Quite a feat for the daughter of a Romany woman who could barely read or write. It was her father, a successful engineer, who inspired her love of books, with his thriller-reading habit. 

“His interest kickstarted something in me,” Jessie says. “The desire to write seemed to start very early.”

But while she gets the passion that turned her life around from her father, she is intensely proud of her mother’s gypsy heritage. It was a chance meeting that brought the odd couple together ‑ that and a love of boxing.

“A friend had taken my father to a young farmers’ dance where he met my mother, a dark-haired gypsy girl,”

Jessie says. He was interested in boxing and had done a bit of fighting himself as a keen amateur, so she invited him to see her cousin compete against one of the local bare-knuckle champions.

“Gypsies love challenges, who is the strongest, the bravest and so on. Her cousin won.” Stories about fights like this formed part of the fabric of her Romany family. 

Jessie Keane outside bow-top caravan

Jessie Keane was born in a bow-top caravan (Image: Steve Reigate/Daily Express)

“The blood flying, the betting, the pulled punches and the thrown contests, they stayed with me.” And they inspired her 12th novel, Fearless, which was published in 2018; an epic tale about a family of bare-knuckle fighting gypsies and their ambitious womenfolk.

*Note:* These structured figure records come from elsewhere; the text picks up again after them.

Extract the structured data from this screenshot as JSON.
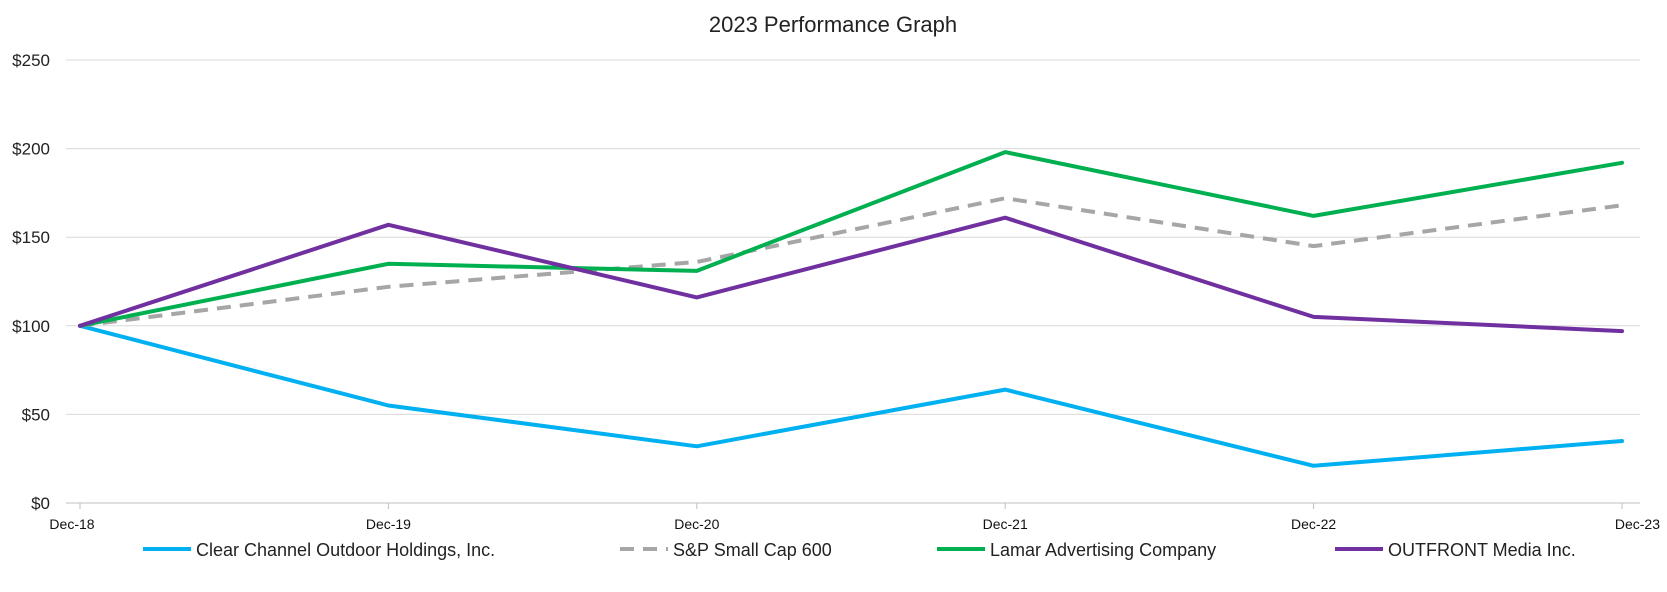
{
  "chart_data": {
    "type": "line",
    "title": "2023 Performance Graph",
    "xlabel": "",
    "ylabel": "",
    "categories": [
      "Dec-18",
      "Dec-19",
      "Dec-20",
      "Dec-21",
      "Dec-22",
      "Dec-23"
    ],
    "ylim": [
      0,
      250
    ],
    "yticks": [
      0,
      50,
      100,
      150,
      200,
      250
    ],
    "ytick_labels": [
      "$0",
      "$50",
      "$100",
      "$150",
      "$200",
      "$250"
    ],
    "grid": true,
    "legend_position": "bottom",
    "series": [
      {
        "name": "Clear Channel Outdoor Holdings, Inc.",
        "color": "#00b0f0",
        "dash": "solid",
        "values": [
          100,
          55,
          32,
          64,
          21,
          35
        ]
      },
      {
        "name": "S&P Small Cap 600",
        "color": "#a6a6a6",
        "dash": "dashed",
        "values": [
          100,
          122,
          136,
          172,
          145,
          168
        ]
      },
      {
        "name": "Lamar Advertising Company",
        "color": "#00b050",
        "dash": "solid",
        "values": [
          100,
          135,
          131,
          198,
          162,
          192
        ]
      },
      {
        "name": "OUTFRONT Media Inc.",
        "color": "#7030a0",
        "dash": "solid",
        "values": [
          100,
          157,
          116,
          161,
          105,
          97
        ]
      }
    ]
  }
}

“Gypsies are strong, resilient and tough as old boots. It’s an honour to be one of them,”

Jessie says. Her latest novel features Diamond Dupree, the daughter of a gangland family, who flees London in the early 20th century en route to Paris where she becomes an artist’s muse, before the lure of her family draws her back into the underworld. But then she falls in love.

“My books are always very much a sea-tof-the-pants thing,” she says. “Some writer friends systematically plot everything from start to finish. I don’t do that.

“I just sit at the computer and I get a main character in my head who arrives from nowhere. Then I just feel my way forward. At about 40,000 words I realise I’ve hit on a new book. Until then I don’t have a clue.

“It’s almost like an out of body experience; a bit like a sportsman or composer who gets ‘into the zone’.

“My characters develop as I write, reacting to other characters they encounter. I can scarcely believe my books are on the bestseller list.

“You write one book then realise you’ve got to produce another good one, then another, but your belief in yourself starts to grow,” says Jessie, who confesses to relief once final edits are completed. Then, within two or three weeks, she’s itching to begin her next novel.

Jessie lives with her partner Cliff, who used to be a senior BT engineer. Her success bought them a “nice house” in the South Downs National Park with a swimming pool, but they have recently downsized.

“I write Monday to Friday which is good because I’m basically unemployable. I love being on my own. So I’ve achieved what I wanted and I can’t imagine stopping.

“My childhood gave me a richness that gave me something to write about, and I do draw on that a lot.”